Met officer hired to build bridges with LGBT community had sex with vulnerable boy he met on Grindr
A POLICE officer hired to build bridges with the LGBT community had sex with a vulnerable 15-year-old after meeting him on Grindr before trying to cover it up, a misconduct panel found.
The officer, 31, was hired as the Met Police LGBT liaison officer for its East Area Command Unit to gain trust from the community, but his actions may have caused damage at a national level, the panel said.
On the first meeting on August 16 2019, the officer picked up the child, who claimed to be 16 on the dating app, after he sneaked from his parents' home.
He still took him back to his home for sex even after the boy admitted he was only 15 in his car, the panel found.
In a second meeting, the officer took the boy to McDonald's and then his home, despite knowing he had run away from his parents' home ten days later on August 26 and he had a duty as a police officer to report him missing.
Next morning he took the child to a police station, but made no official records of his interaction with the runaway and then, instead, took him personally to social services.
Full details of the officer's sordid behaviour have been released in a summary of the misconduct proceedings after it emerged he was dismissed after being found guilty of gross misconduct this month.
The case was heard in private and the officer has not been named due to concerns about his mental health and welfare.
The panel found from the boy's appearance at the time, he "clearly looked under 16."
The summary said: "We accept Child A's evidence that he disclosed his true age in the car on route to the officer’s house... therefore this officer knew that Child A was underage
in the car and at his house when sexual activity took place.
"It is also plainly apparent that he was a very vulnerable child and that should have been all too obvious to this officer – especially with his unique experience with LGBT issues.
"The officer has focused entirely upon his own self-interest and knowingly broken the law.
"He has then sought to manipulate proper procedures to cover up the relationship for fear of exposure when Child A attended Romford Police Station.
"The officer effectively controls contact with Child A at the police station, does not check databases, does not record a missing person has
been found, does not disclose to anyone his relationship with Child A (either to police or social services).
"This officer was in a trusted position as the LGBT liaison officer for his Borough.

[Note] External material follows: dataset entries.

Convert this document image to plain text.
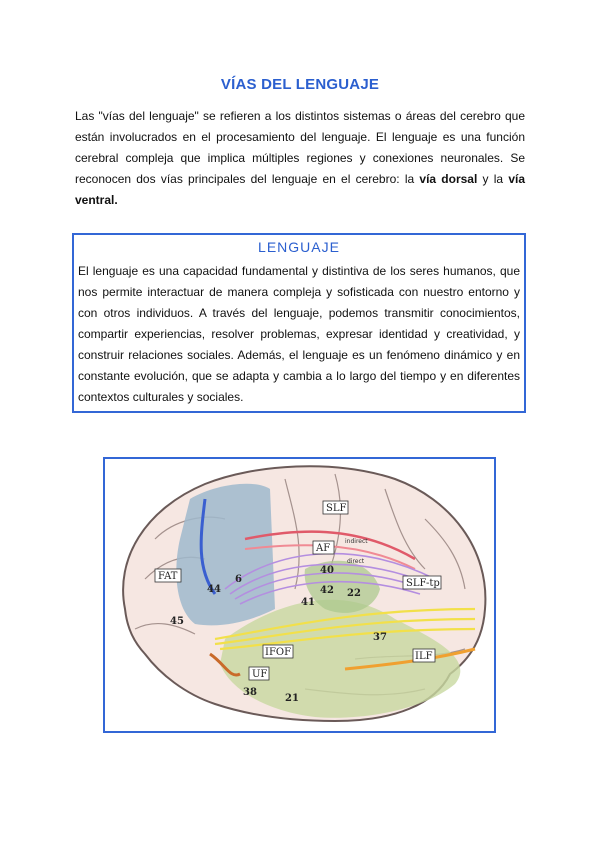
VÍAS DEL LENGUAJE
Las "vías del lenguaje" se refieren a los distintos sistemas o áreas del cerebro que están involucrados en el procesamiento del lenguaje. El lenguaje es una función cerebral compleja que implica múltiples regiones y conexiones neuronales. Se reconocen dos vías principales del lenguaje en el cerebro: la vía dorsal y la vía ventral.
LENGUAJE
El lenguaje es una capacidad fundamental y distintiva de los seres humanos, que nos permite interactuar de manera compleja y sofisticada con nuestro entorno y con otros individuos. A través del lenguaje, podemos transmitir conocimientos, compartir experiencias, resolver problemas, expresar identidad y creatividad, y construir relaciones sociales. Además, el lenguaje es un fenómeno dinámico y en constante evolución, que se adapta y cambia a lo largo del tiempo y en diferentes contextos culturales y sociales.
FAT
SLF
AF
SLF-tp
IFOF
UF
ILF
indirect
direct
44
45
6
40
42 22
41
37
38
21
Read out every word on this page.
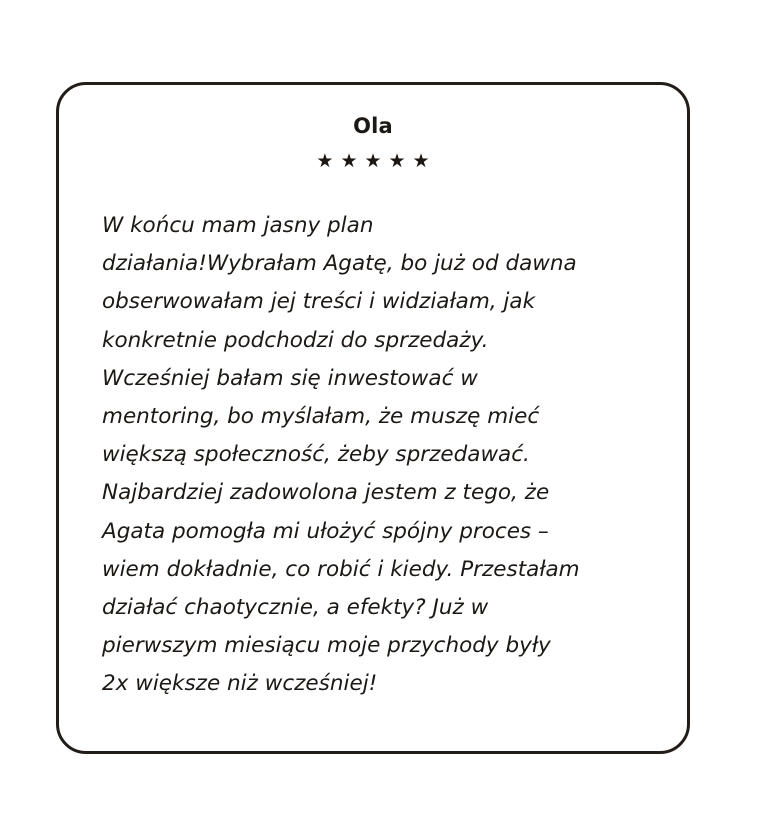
Ola
★★★★★

W końcu mam jasny plan
działania!Wybrałam Agatę, bo już od dawna
obserwowałam jej treści i widziałam, jak
konkretnie podchodzi do sprzedaży.
Wcześniej bałam się inwestować w
mentoring, bo myślałam, że muszę mieć
większą społeczność, żeby sprzedawać.
Najbardziej zadowolona jestem z tego, że
Agata pomogła mi ułożyć spójny proces –
wiem dokładnie, co robić i kiedy. Przestałam
działać chaotycznie, a efekty? Już w
pierwszym miesiącu moje przychody były
2x większe niż wcześniej!
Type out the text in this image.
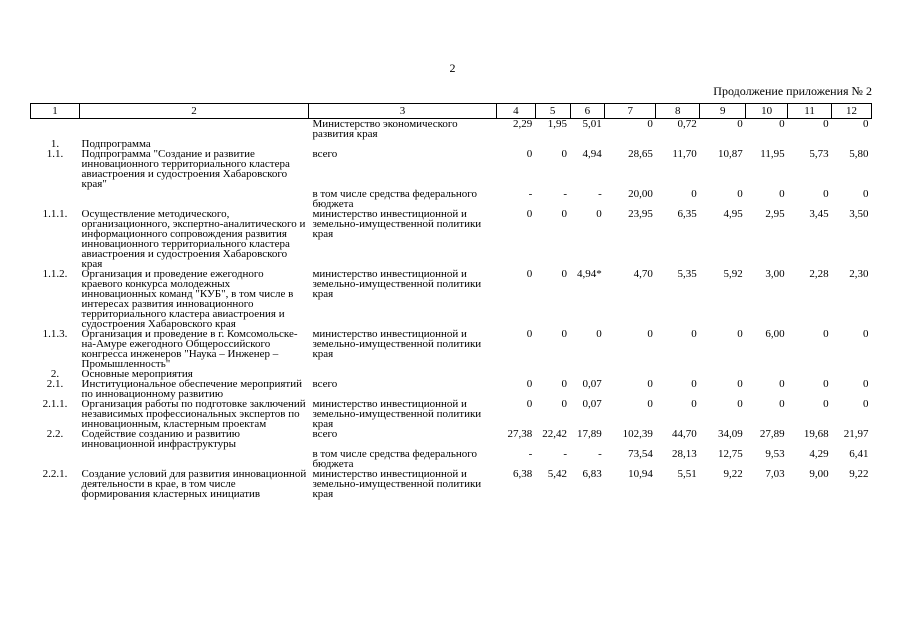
2
Продолжение приложения № 2
1	2	3	4	5	6	7	8	9	10	11	12
		Министерство экономического развития края	2,29	1,95	5,01	0	0,72	0	0	0	0
1.	Подпрограмма										
1.1.	Подпрограмма "Создание и развитие инновационного территориального кластера авиастроения и судостроения Хабаровского края"	всего	0	0	4,94	28,65	11,70	10,87	11,95	5,73	5,80
		в том числе средства федерального бюджета	-	-	-	20,00	0	0	0	0	0
1.1.1.	Осуществление методического, организационного, экспертно-аналитического и информационного сопровождения развития инновационного территориального кластера авиастроения и судостроения Хабаровского края	министерство инвестиционной и земельно-имущественной политики края	0	0	0	23,95	6,35	4,95	2,95	3,45	3,50
1.1.2.	Организация и проведение ежегодного краевого конкурса молодежных инновационных команд "КУБ", в том числе в интересах развития инновационного территориального кластера авиастроения и судостроения Хабаровского края	министерство инвестиционной и земельно-имущественной политики края	0	0	4,94*	4,70	5,35	5,92	3,00	2,28	2,30
1.1.3.	Организация и проведение в г. Комсомольске-на-Амуре ежегодного Общероссийского конгресса инженеров "Наука – Инженер – Промышленность"	министерство инвестиционной и земельно-имущественной политики края	0	0	0	0	0	0	6,00	0	0
2.	Основные мероприятия										
2.1.	Институциональное обеспечение мероприятий по инновационному развитию	всего	0	0	0,07	0	0	0	0	0	0
2.1.1.	Организация работы по подготовке заключений независимых профессиональных экспертов по инновационным, кластерным проектам	министерство инвестиционной и земельно-имущественной политики края	0	0	0,07	0	0	0	0	0	0
2.2.	Содействие созданию и развитию инновационной инфраструктуры	всего	27,38	22,42	17,89	102,39	44,70	34,09	27,89	19,68	21,97
		в том числе средства федерального бюджета	-	-	-	73,54	28,13	12,75	9,53	4,29	6,41
2.2.1.	Создание условий для развития инновационной деятельности в крае, в том числе формирования кластерных инициатив	министерство инвестиционной и земельно-имущественной политики края	6,38	5,42	6,83	10,94	5,51	9,22	7,03	9,00	9,22
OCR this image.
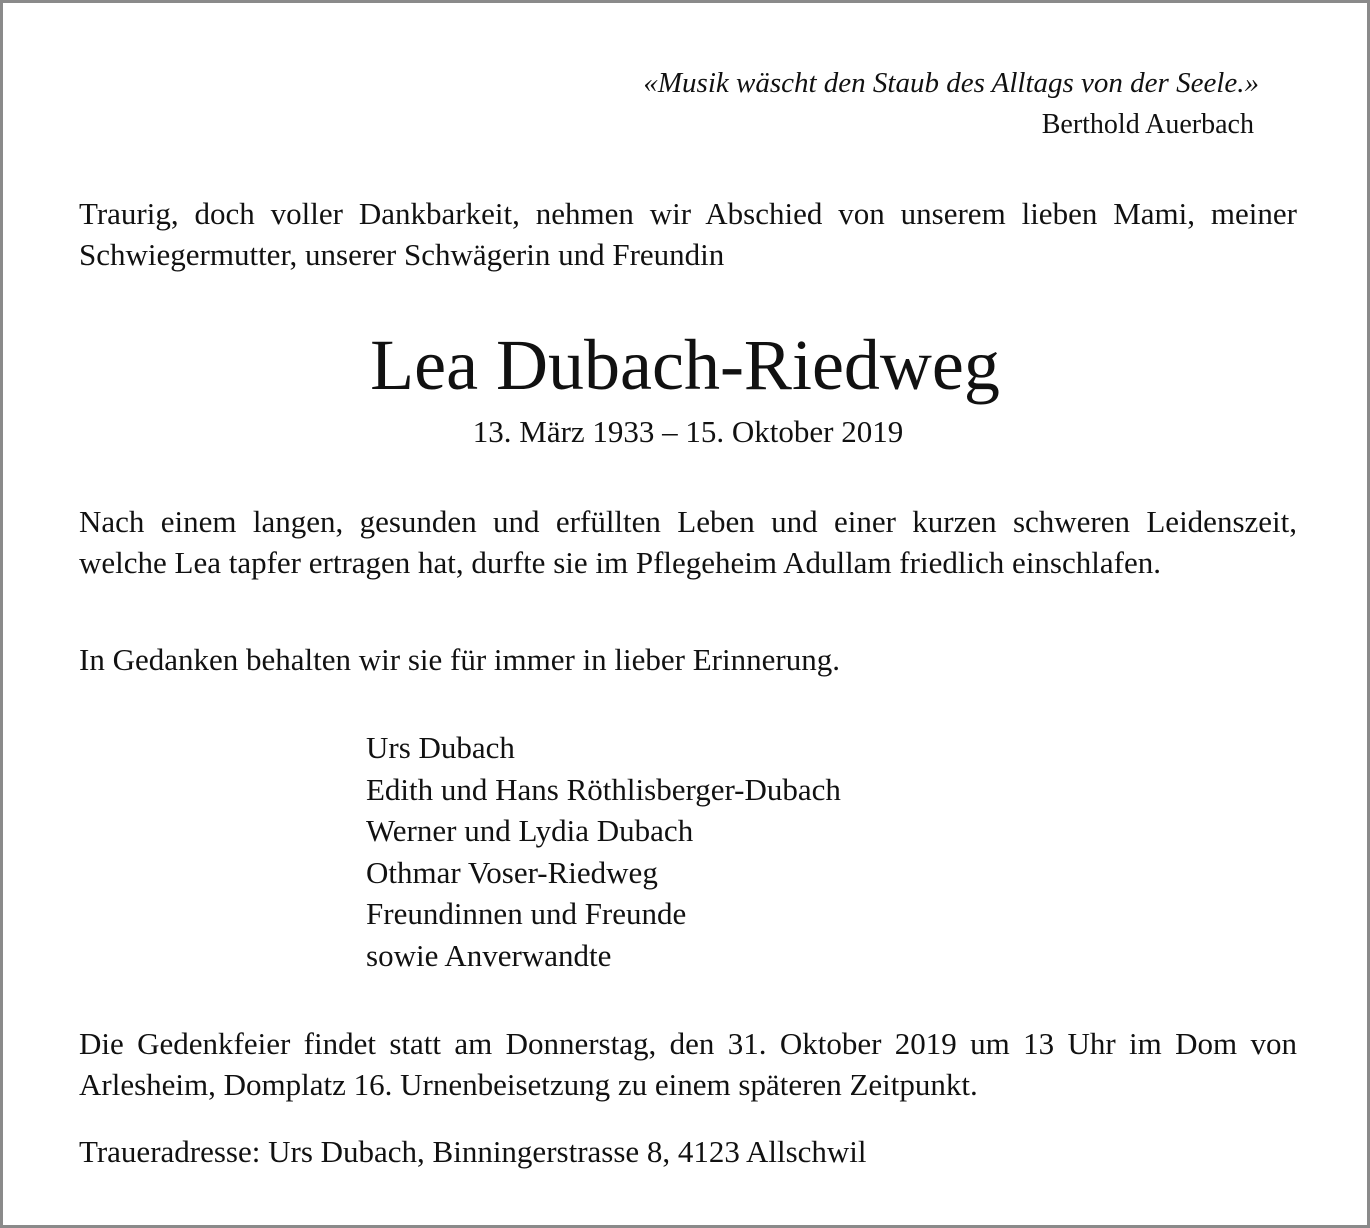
«Musik wäscht den Staub des Alltags von der Seele.»
Berthold Auerbach

Traurig, doch voller Dankbarkeit, nehmen wir Abschied von unserem lieben Mami, meiner Schwiegermutter, unserer Schwägerin und Freundin

Lea Dubach-Riedweg
13. März 1933 – 15. Oktober 2019

Nach einem langen, gesunden und erfüllten Leben und einer kurzen schweren Leidenszeit, welche Lea tapfer ertragen hat, durfte sie im Pflegeheim Adullam friedlich einschlafen.

In Gedanken behalten wir sie für immer in lieber Erinnerung.

Urs Dubach
Edith und Hans Röthlisberger-Dubach
Werner und Lydia Dubach
Othmar Voser-Riedweg
Freundinnen und Freunde
sowie Anverwandte

Die Gedenkfeier findet statt am Donnerstag, den 31. Oktober 2019 um 13 Uhr im Dom von Arlesheim, Domplatz 16. Urnenbeisetzung zu einem späteren Zeitpunkt.

Traueradresse: Urs Dubach, Binningerstrasse 8, 4123 Allschwil
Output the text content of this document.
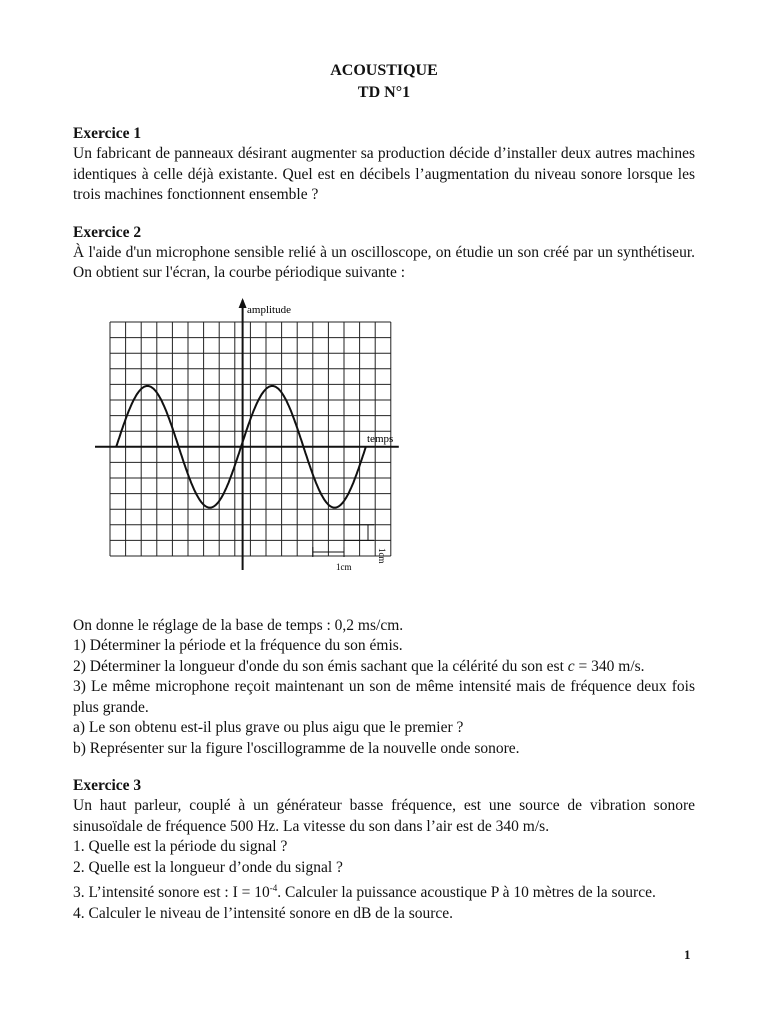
ACOUSTIQUE
TD N°1
Exercice 1

Un fabricant de panneaux désirant augmenter sa production décide d’installer deux autres machines identiques à celle déjà existante. Quel est en décibels l’augmentation du niveau sonore lorsque les trois machines fonctionnent ensemble ?

Exercice 2

À l'aide d'un microphone sensible relié à un oscilloscope, on étudie un son créé par un synthétiseur. On obtient sur l'écran, la courbe périodique suivante :

amplitude
temps
1cm
1cm

On donne le réglage de la base de temps : 0,2 ms/cm.

1) Déterminer la période et la fréquence du son émis.

2) Déterminer la longueur d'onde du son émis sachant que la célérité du son est c = 340 m/s.

3) Le même microphone reçoit maintenant un son de même intensité mais de fréquence deux fois plus grande.

a) Le son obtenu est-il plus grave ou plus aigu que le premier ?

b) Représenter sur la figure l'oscillogramme de la nouvelle onde sonore.

Exercice 3

Un haut parleur, couplé à un générateur basse fréquence, est une source de vibration sonore sinusoïdale de fréquence 500 Hz. La vitesse du son dans l’air est de 340 m/s.

1. Quelle est la période du signal ?

2. Quelle est la longueur d’onde du signal ?

3. L’intensité sonore est : $I = 10^{-4}$. Calculer la puissance acoustique P à 10 mètres de la source.

4. Calculer le niveau de l’intensité sonore en dB de la source.

1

It is our opinion that all of the good work that may have been achieved in that role risks being fundamentally undermined by the misconduct found proved.
The panel said "the community the officer was in place to protect was fundamentally let down" and that it would likely "fundamentally damage public trust in policing nationally."
He was not charged with any criminal offence after the CPS said it did not meet the prosecution threshold.
Criminal cases have to be proved beyond reasonable doubt, whereas misconduct panels have a lower threshold of "on the balance of probabilities."
A CPS spokesman said: “On three separate occasions, prosecutors examined the evidence in this case and concluded that it did not meet our legal test for a realistic prospect of conviction.
“We remain steadfast in our commitment to prosecute rape cases wherever our legal test is met, no matter how challenging the case.”